Les prévisions initiales pour la campagne 2009-2010 laissaient entrevoir un déficit de cacao pour la quatrième saison consécutive. « La réalité est aujourd'hui quelque peu différente », indique un rapport de Barclays Capital.

D'après ce qu'indiquent les arrivages de fèves aux ports ivoiriens, la récolte locale se passerait très bien. Selon la banque, les livraisons seraient en augmentation de 20 % sur la période octobre 2009-janvier 2010, par rapport à 2008-2009. Avec une reprise des récoltes ghanéenne et indonésienne - respectivement les deuxième et troisième producteurs mondiaux -, les analystes anticipent désormais des surplus de 66 000 tonnes pour cette campagne et de 13 000 tonnes en 2010-2011.
Mais, en dépit d'une reprise de la production (+ 7,5 %), le marché restera haussier. Car, selon Barclays Capital, « la relance économique est plus importante que prévu ». Une très forte reprise des broyages, entrevue au quatrième trimestre 2009, conjuguée à la faiblesse des stocks, devrait donc maintenir les tensions du marché. De plus, l'incertitude pèse à long terme sur la filière cacao ivoirienne, qui souffre d'un déclin structurel.

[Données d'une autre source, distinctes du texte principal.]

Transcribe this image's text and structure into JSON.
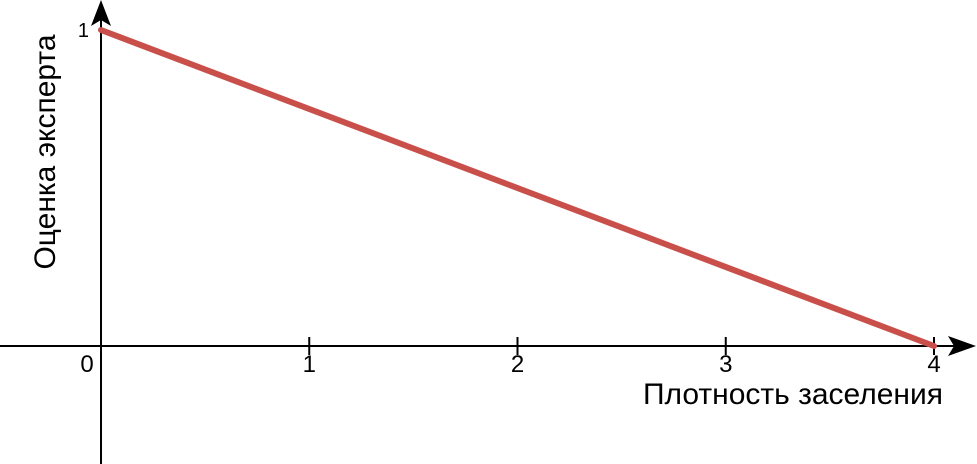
{
  "chart_data": {
    "type": "line",
    "xlabel": "Плотность заселения",
    "ylabel": "Оценка эксперта",
    "x_ticks": [
      "0",
      "1",
      "2",
      "3",
      "4"
    ],
    "y_ticks": [
      "1"
    ],
    "xlim": [
      0,
      4
    ],
    "ylim": [
      0,
      1
    ],
    "grid": false,
    "series": [
      {
        "x": [
          0,
          4
        ],
        "y": [
          1,
          0
        ]
      }
    ],
    "colors": {
      "line": "#c9504a",
      "axis": "#000000"
    }
  }
}
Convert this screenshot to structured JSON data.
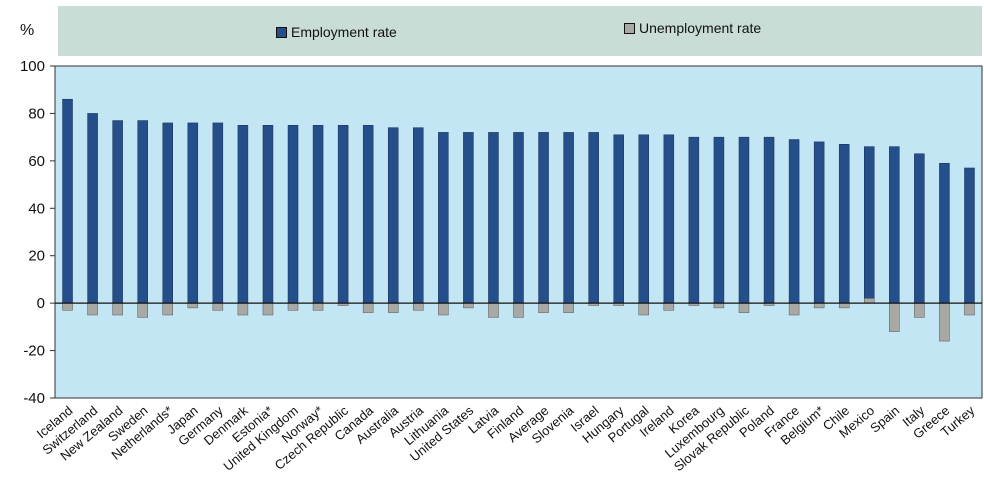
{
  "chart_data": {
    "type": "bar",
    "unit_label": "%",
    "legend": {
      "employment_label": "Employment rate",
      "unemployment_label": "Unemployment rate",
      "placement": "top"
    },
    "categories": [
      "Iceland",
      "Switzerland",
      "New Zealand",
      "Sweden",
      "Netherlands*",
      "Japan",
      "Germany",
      "Denmark",
      "Estonia*",
      "United Kingdom",
      "Norway*",
      "Czech Republic",
      "Canada",
      "Australia",
      "Austria",
      "Lithuania",
      "United States",
      "Latvia",
      "Finland",
      "Average",
      "Slovenia",
      "Israel",
      "Hungary",
      "Portugal",
      "Ireland",
      "Korea",
      "Luxembourg",
      "Slovak Republic",
      "Poland",
      "France",
      "Belgium*",
      "Chile",
      "Mexico",
      "Spain",
      "Italy",
      "Greece",
      "Turkey"
    ],
    "series": [
      {
        "name": "Employment rate",
        "values": [
          86,
          80,
          77,
          77,
          76,
          76,
          76,
          75,
          75,
          75,
          75,
          75,
          75,
          74,
          74,
          72,
          72,
          72,
          72,
          72,
          72,
          72,
          71,
          71,
          71,
          70,
          70,
          70,
          70,
          69,
          68,
          67,
          66,
          66,
          63,
          59,
          57
        ]
      },
      {
        "name": "Unemployment rate",
        "values": [
          -3,
          -5,
          -5,
          -6,
          -5,
          -2,
          -3,
          -5,
          -5,
          -3,
          -3,
          -1,
          -4,
          -4,
          -3,
          -5,
          -2,
          -6,
          -6,
          -4,
          -4,
          -1,
          -1,
          -5,
          -3,
          -1,
          -2,
          -4,
          -1,
          -5,
          -2,
          -2,
          2,
          -12,
          -6,
          -16,
          -5
        ]
      }
    ],
    "ylim": [
      -40,
      100
    ],
    "yticks": [
      -40,
      -20,
      0,
      20,
      40,
      60,
      80,
      100
    ],
    "colors": {
      "employment": "#244f8a",
      "unemployment": "#a8a9a4",
      "plot_background": "#c3e6f4",
      "legend_background": "#c9dcd6"
    },
    "grid": false
  }
}
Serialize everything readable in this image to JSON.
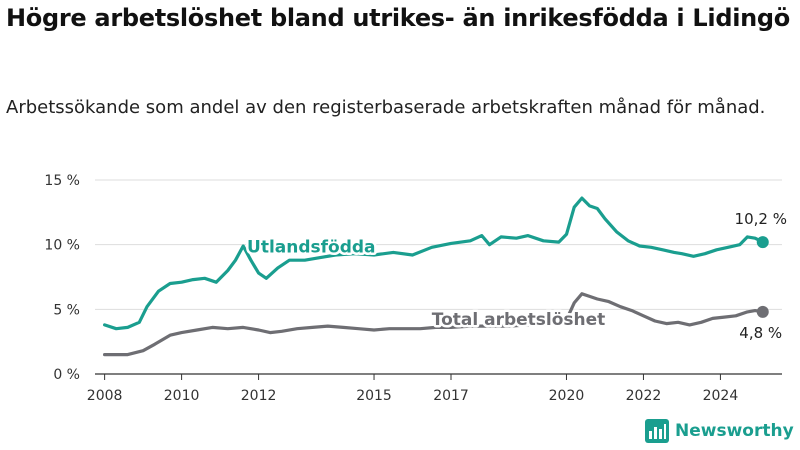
{
  "title": "Högre arbetslöshet bland utrikes- än inrikesfödda i Lidingö",
  "subtitle": "Arbetssökande som andel av den registerbaserade arbetskraften månad för månad.",
  "brand": {
    "name": "Newsworthy",
    "color": "#1a9e8f"
  },
  "chart_data": {
    "type": "line",
    "xlabel": "",
    "ylabel": "",
    "xlim": [
      2007.75,
      2025.6
    ],
    "ylim": [
      0,
      15
    ],
    "x_ticks": [
      2008,
      2010,
      2012,
      2015,
      2017,
      2020,
      2022,
      2024
    ],
    "y_ticks": [
      {
        "value": 0,
        "label": "0 %"
      },
      {
        "value": 5,
        "label": "5 %"
      },
      {
        "value": 10,
        "label": "10 %"
      },
      {
        "value": 15,
        "label": "15 %"
      }
    ],
    "grid": "horizontal",
    "series": [
      {
        "name": "Utlandsfödda",
        "color": "#1a9e8f",
        "end_label": "10,2 %",
        "points": [
          [
            2008.0,
            3.8
          ],
          [
            2008.3,
            3.5
          ],
          [
            2008.6,
            3.6
          ],
          [
            2008.9,
            4.0
          ],
          [
            2009.1,
            5.2
          ],
          [
            2009.4,
            6.4
          ],
          [
            2009.7,
            7.0
          ],
          [
            2010.0,
            7.1
          ],
          [
            2010.3,
            7.3
          ],
          [
            2010.6,
            7.4
          ],
          [
            2010.9,
            7.1
          ],
          [
            2011.2,
            8.0
          ],
          [
            2011.4,
            8.8
          ],
          [
            2011.6,
            9.9
          ],
          [
            2011.8,
            8.8
          ],
          [
            2012.0,
            7.8
          ],
          [
            2012.2,
            7.4
          ],
          [
            2012.5,
            8.2
          ],
          [
            2012.8,
            8.8
          ],
          [
            2013.2,
            8.8
          ],
          [
            2013.6,
            9.0
          ],
          [
            2014.0,
            9.2
          ],
          [
            2014.5,
            9.3
          ],
          [
            2015.0,
            9.2
          ],
          [
            2015.5,
            9.4
          ],
          [
            2016.0,
            9.2
          ],
          [
            2016.5,
            9.8
          ],
          [
            2017.0,
            10.1
          ],
          [
            2017.5,
            10.3
          ],
          [
            2017.8,
            10.7
          ],
          [
            2018.0,
            10.0
          ],
          [
            2018.3,
            10.6
          ],
          [
            2018.7,
            10.5
          ],
          [
            2019.0,
            10.7
          ],
          [
            2019.4,
            10.3
          ],
          [
            2019.8,
            10.2
          ],
          [
            2020.0,
            10.8
          ],
          [
            2020.2,
            12.9
          ],
          [
            2020.4,
            13.6
          ],
          [
            2020.6,
            13.0
          ],
          [
            2020.8,
            12.8
          ],
          [
            2021.0,
            12.0
          ],
          [
            2021.3,
            11.0
          ],
          [
            2021.6,
            10.3
          ],
          [
            2021.9,
            9.9
          ],
          [
            2022.2,
            9.8
          ],
          [
            2022.5,
            9.6
          ],
          [
            2022.8,
            9.4
          ],
          [
            2023.0,
            9.3
          ],
          [
            2023.3,
            9.1
          ],
          [
            2023.6,
            9.3
          ],
          [
            2023.9,
            9.6
          ],
          [
            2024.2,
            9.8
          ],
          [
            2024.5,
            10.0
          ],
          [
            2024.7,
            10.6
          ],
          [
            2024.9,
            10.5
          ],
          [
            2025.1,
            10.2
          ]
        ]
      },
      {
        "name": "Total arbetslöshet",
        "color": "#6e6e73",
        "end_label": "4,8 %",
        "points": [
          [
            2008.0,
            1.5
          ],
          [
            2008.3,
            1.5
          ],
          [
            2008.6,
            1.5
          ],
          [
            2009.0,
            1.8
          ],
          [
            2009.3,
            2.3
          ],
          [
            2009.7,
            3.0
          ],
          [
            2010.0,
            3.2
          ],
          [
            2010.4,
            3.4
          ],
          [
            2010.8,
            3.6
          ],
          [
            2011.2,
            3.5
          ],
          [
            2011.6,
            3.6
          ],
          [
            2012.0,
            3.4
          ],
          [
            2012.3,
            3.2
          ],
          [
            2012.6,
            3.3
          ],
          [
            2013.0,
            3.5
          ],
          [
            2013.4,
            3.6
          ],
          [
            2013.8,
            3.7
          ],
          [
            2014.2,
            3.6
          ],
          [
            2014.6,
            3.5
          ],
          [
            2015.0,
            3.4
          ],
          [
            2015.4,
            3.5
          ],
          [
            2015.8,
            3.5
          ],
          [
            2016.2,
            3.5
          ],
          [
            2016.6,
            3.6
          ],
          [
            2017.0,
            3.6
          ],
          [
            2017.5,
            3.7
          ],
          [
            2018.0,
            3.7
          ],
          [
            2018.5,
            3.7
          ],
          [
            2019.0,
            3.8
          ],
          [
            2019.5,
            3.8
          ],
          [
            2020.0,
            4.2
          ],
          [
            2020.2,
            5.5
          ],
          [
            2020.4,
            6.2
          ],
          [
            2020.6,
            6.0
          ],
          [
            2020.8,
            5.8
          ],
          [
            2021.1,
            5.6
          ],
          [
            2021.4,
            5.2
          ],
          [
            2021.7,
            4.9
          ],
          [
            2022.0,
            4.5
          ],
          [
            2022.3,
            4.1
          ],
          [
            2022.6,
            3.9
          ],
          [
            2022.9,
            4.0
          ],
          [
            2023.2,
            3.8
          ],
          [
            2023.5,
            4.0
          ],
          [
            2023.8,
            4.3
          ],
          [
            2024.1,
            4.4
          ],
          [
            2024.4,
            4.5
          ],
          [
            2024.7,
            4.8
          ],
          [
            2024.9,
            4.9
          ],
          [
            2025.1,
            4.8
          ]
        ]
      }
    ],
    "series_labels": [
      {
        "text": "Utlandsfödda",
        "series": 0,
        "x": 2011.7,
        "y": 9.4
      },
      {
        "text": "Total arbetslöshet",
        "series": 1,
        "x": 2016.5,
        "y": 3.8
      }
    ]
  }
}
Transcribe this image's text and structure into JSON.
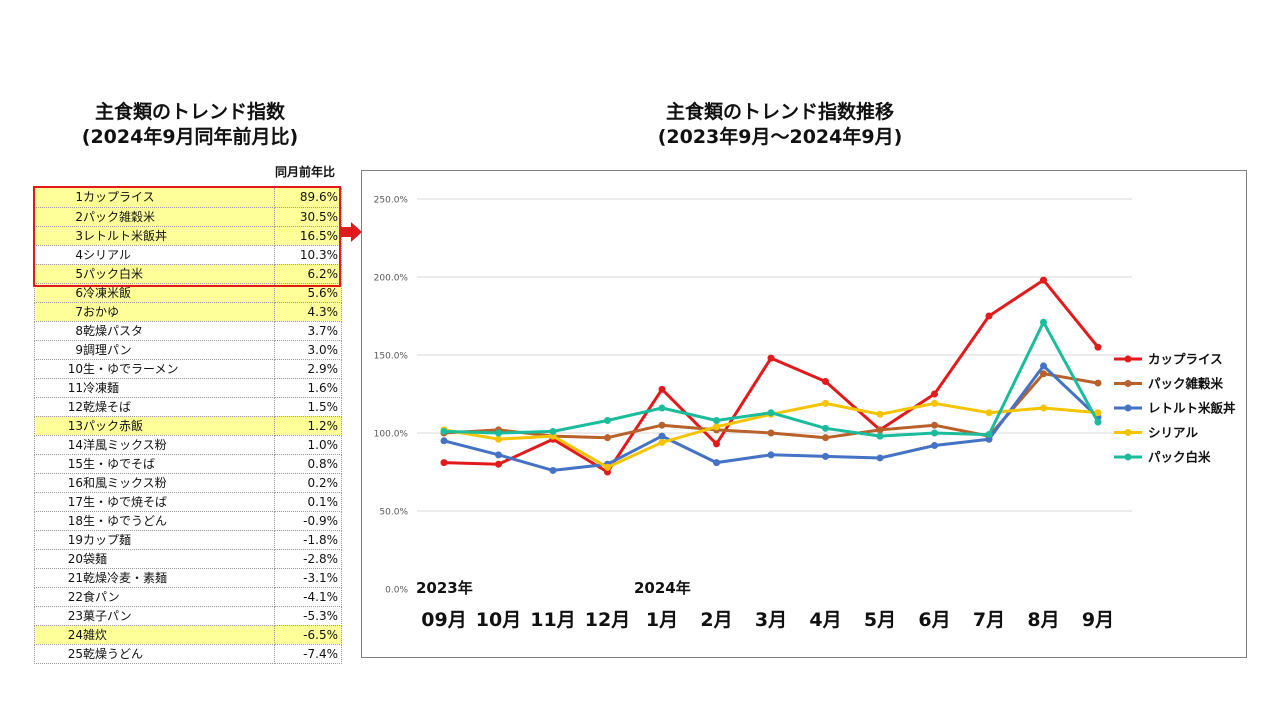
{
  "left_title": {
    "line1": "主食類のトレンド指数",
    "line2": "(2024年9月同年前月比)"
  },
  "table": {
    "column_header": "同月前年比",
    "rows": [
      {
        "rank": "1",
        "name": "カップライス",
        "value": "89.6%",
        "highlight": true
      },
      {
        "rank": "2",
        "name": "パック雑穀米",
        "value": "30.5%",
        "highlight": true
      },
      {
        "rank": "3",
        "name": "レトルト米飯丼",
        "value": "16.5%",
        "highlight": true
      },
      {
        "rank": "4",
        "name": "シリアル",
        "value": "10.3%",
        "highlight": false
      },
      {
        "rank": "5",
        "name": "パック白米",
        "value": "6.2%",
        "highlight": true
      },
      {
        "rank": "6",
        "name": "冷凍米飯",
        "value": "5.6%",
        "highlight": true
      },
      {
        "rank": "7",
        "name": "おかゆ",
        "value": "4.3%",
        "highlight": true
      },
      {
        "rank": "8",
        "name": "乾燥パスタ",
        "value": "3.7%",
        "highlight": false
      },
      {
        "rank": "9",
        "name": "調理パン",
        "value": "3.0%",
        "highlight": false
      },
      {
        "rank": "10",
        "name": "生・ゆでラーメン",
        "value": "2.9%",
        "highlight": false
      },
      {
        "rank": "11",
        "name": "冷凍麺",
        "value": "1.6%",
        "highlight": false
      },
      {
        "rank": "12",
        "name": "乾燥そば",
        "value": "1.5%",
        "highlight": false
      },
      {
        "rank": "13",
        "name": "パック赤飯",
        "value": "1.2%",
        "highlight": true
      },
      {
        "rank": "14",
        "name": "洋風ミックス粉",
        "value": "1.0%",
        "highlight": false
      },
      {
        "rank": "15",
        "name": "生・ゆでそば",
        "value": "0.8%",
        "highlight": false
      },
      {
        "rank": "16",
        "name": "和風ミックス粉",
        "value": "0.2%",
        "highlight": false
      },
      {
        "rank": "17",
        "name": "生・ゆで焼そば",
        "value": "0.1%",
        "highlight": false
      },
      {
        "rank": "18",
        "name": "生・ゆでうどん",
        "value": "-0.9%",
        "highlight": false
      },
      {
        "rank": "19",
        "name": "カップ麺",
        "value": "-1.8%",
        "highlight": false
      },
      {
        "rank": "20",
        "name": "袋麺",
        "value": "-2.8%",
        "highlight": false
      },
      {
        "rank": "21",
        "name": "乾燥冷麦・素麺",
        "value": "-3.1%",
        "highlight": false
      },
      {
        "rank": "22",
        "name": "食パン",
        "value": "-4.1%",
        "highlight": false
      },
      {
        "rank": "23",
        "name": "菓子パン",
        "value": "-5.3%",
        "highlight": false
      },
      {
        "rank": "24",
        "name": "雑炊",
        "value": "-6.5%",
        "highlight": true
      },
      {
        "rank": "25",
        "name": "乾燥うどん",
        "value": "-7.4%",
        "highlight": false
      }
    ]
  },
  "colors": {
    "highlight": "#ffff99",
    "top5_border": "#e31a1c",
    "arrow": "#e31a1c"
  },
  "chart_data": {
    "type": "line",
    "title": "主食類のトレンド指数推移",
    "subtitle": "(2023年9月〜2024年9月)",
    "categories": [
      "09月",
      "10月",
      "11月",
      "12月",
      "1月",
      "2月",
      "3月",
      "4月",
      "5月",
      "6月",
      "7月",
      "8月",
      "9月"
    ],
    "year_labels": [
      {
        "label": "2023年",
        "category_index": 0
      },
      {
        "label": "2024年",
        "category_index": 4
      }
    ],
    "y_ticks": [
      "0.0%",
      "50.0%",
      "100.0%",
      "150.0%",
      "200.0%",
      "250.0%"
    ],
    "ylim": [
      0,
      250
    ],
    "xlabel": "",
    "ylabel": "",
    "grid": true,
    "legend_position": "right",
    "series": [
      {
        "name": "カップライス",
        "color": "#e31a1c",
        "values": [
          81,
          80,
          96,
          75,
          128,
          93,
          148,
          133,
          102,
          125,
          175,
          198,
          155
        ]
      },
      {
        "name": "パック雑穀米",
        "color": "#b8612a",
        "values": [
          100,
          102,
          98,
          97,
          105,
          102,
          100,
          97,
          102,
          105,
          98,
          138,
          132
        ]
      },
      {
        "name": "レトルト米飯丼",
        "color": "#4472c4",
        "values": [
          95,
          86,
          76,
          80,
          98,
          81,
          86,
          85,
          84,
          92,
          96,
          143,
          110
        ]
      },
      {
        "name": "シリアル",
        "color": "#f5c400",
        "values": [
          102,
          96,
          98,
          78,
          94,
          104,
          112,
          119,
          112,
          119,
          113,
          116,
          113
        ]
      },
      {
        "name": "パック白米",
        "color": "#1abc9c",
        "values": [
          101,
          100,
          101,
          108,
          116,
          108,
          113,
          103,
          98,
          100,
          99,
          171,
          107
        ]
      }
    ]
  }
}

Le manque d'investissements dans ce pays a accru la proportion d'arbres arrivant en fin de vie. La libéralisation de la filière en 1999 et la hausse des différentes taxes sur la production ont poussé les planteurs à investir toujours moins dans le renouvellement du verger et dans l'achat d'insecticides et d'engrais. Même si Nestlé s'est engagé à remplacer près d'un million d'arbres chaque année, il faudra au moins dix ans pour renouveler complètement les plantations. Dans ces conditions, Barclays anticipe une hausse des cours du cacao à respectivement 3 340 et 3 488 dollars la tonne en 2010 et 2011 sur l'InterContinental Exchange.